Although research on the role of social media in destination marketing is growing, it evaluates online destination image (ODI) posted on Facebook, Twitter, YouTube, and TripAdvisor [
26]. Travel blogs display authentic reality that is not commercially manipulated and staged [
68]. Blogs are powerful storytelling sites in comparison to Facebook [
69]. Blogs contain the most personal evaluations of a tourist’s own experiences, wider range of emotions and richer descriptions of a place [
24]. Blogs are ranked the second most important source of destination choice and travel product (and service) consumptions after friends and family [
70]. It is a powerful electronic word-of-mouth (eWOM) and a source of organic ODI [
71]. Compared to average tourists, bloggers are experienced in travel and are more attached to a destination [
72]. Scholars have shed lights on how blogs shape tourist experiences, create meanings and tourist identity [
27,
73]. This includes the possibility for potential tourists to access tourists’ feelings, perceptions, and reflections through stories published in blogs [
25].
Bloggers reconstruct and idealise their travel stories by combining memories and emotional experiences, facts and stories about a place using different linguistic techniques, writing styles, descriptive and emotional words [
19]. Emotional experience is how a feeling towards a destination is shaped by an individual’s evaluation of the world [
16]. Through narratives, bloggers make sense of what they find different from their home culture and construct an imagination known as “rhetorics of othering”—an encounter with the exotic local people [
74]. Descriptive (to show differences) and emotional (to imply shock, surprise, or empathy) words are used to express their experiences [
19]. As bloggers reconstruct their memories into narratives, they are regenerating the life of their travel experience [
73] while extending their emotional experience to others. In other words, bloggers are not only assigning meanings and attachment to a destination, but also projecting their imagination and emotional experiences on others.

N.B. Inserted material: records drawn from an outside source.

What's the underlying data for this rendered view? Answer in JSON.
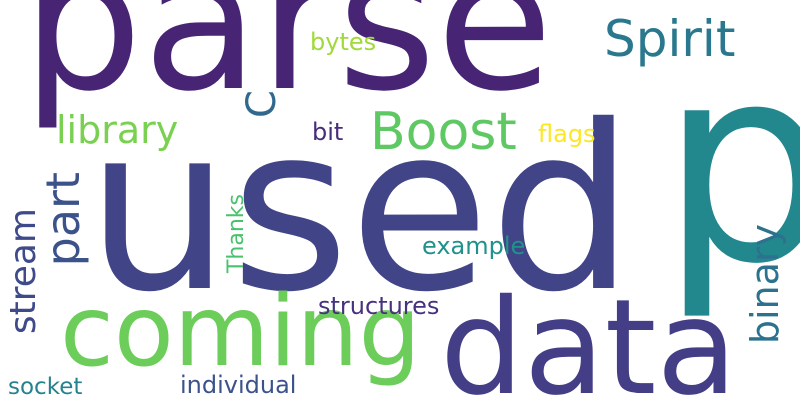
{
  "words": {
    "parse": {
      "text": "parse",
      "color": "#482475"
    },
    "used": {
      "text": "used",
      "color": "#414487"
    },
    "p": {
      "text": "p",
      "color": "#23888e"
    },
    "data": {
      "text": "data",
      "color": "#433e85"
    },
    "coming": {
      "text": "coming",
      "color": "#6ccd5a"
    },
    "boost": {
      "text": "Boost",
      "color": "#5ec962"
    },
    "spirit": {
      "text": "Spirit",
      "color": "#2a788e"
    },
    "library": {
      "text": "library",
      "color": "#7ad151"
    },
    "part": {
      "text": "part",
      "color": "#3b528b"
    },
    "stream": {
      "text": "stream",
      "color": "#3e4a89"
    },
    "binary": {
      "text": "binary",
      "color": "#2c728e"
    },
    "thanks": {
      "text": "Thanks",
      "color": "#4ac16d"
    },
    "c": {
      "text": "C",
      "color": "#31688e"
    },
    "bytes": {
      "text": "bytes",
      "color": "#a0da39"
    },
    "bit": {
      "text": "bit",
      "color": "#472d7b"
    },
    "flags": {
      "text": "flags",
      "color": "#fde725"
    },
    "example": {
      "text": "example",
      "color": "#21918c"
    },
    "structures": {
      "text": "structures",
      "color": "#46327e"
    },
    "individual": {
      "text": "individual",
      "color": "#3b528b"
    },
    "socket": {
      "text": "socket",
      "color": "#26828e"
    }
  }
}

Blogger’s narratives, whether in the form of written text or visual media, frame the way others make sense of places [
75]. Bloggers incorporate lived experiences and knowledge and make sense of a destination by reinterpreting and retelling stories [
76]. Through this incorporation, blogger’s narratives take on new meanings for a destination and thus narratives are place-making tools [
77]. Values and meanings of travel experiences such as stories of risk and challenge, accounts of learning and reflection, accounts of novelty and difference, accounts of self-expansion, and stories of escape are embedded in narratives to allow access to a blogger’s emotional experience about a destination [
25]. For example, stories of risks taken (such as bungee jumping and skydiving) and challenges (including hardships and difficulties) that dominate blogger’s narratives [
19] will stimulate reader’s imagination and form an organic (unintended exposure to destination) or induced (intended search of destination information) image in the mind of readers. Blogs can generate consequences and risks that challenge the intended destination image [
71]. Narratives shared in the post-consumption stage are blogger’s perceived images known as complex image. Blogger’s complex image shapes potential tourists’ pre-visit image, that is, organic and induced images which affect their destination choice [
71]. Through destination image, blogs allow tourists to define these meanings of destination and share the meanings with readers. Through narratives, bloggers develop emotional attachment to destinations for their readers.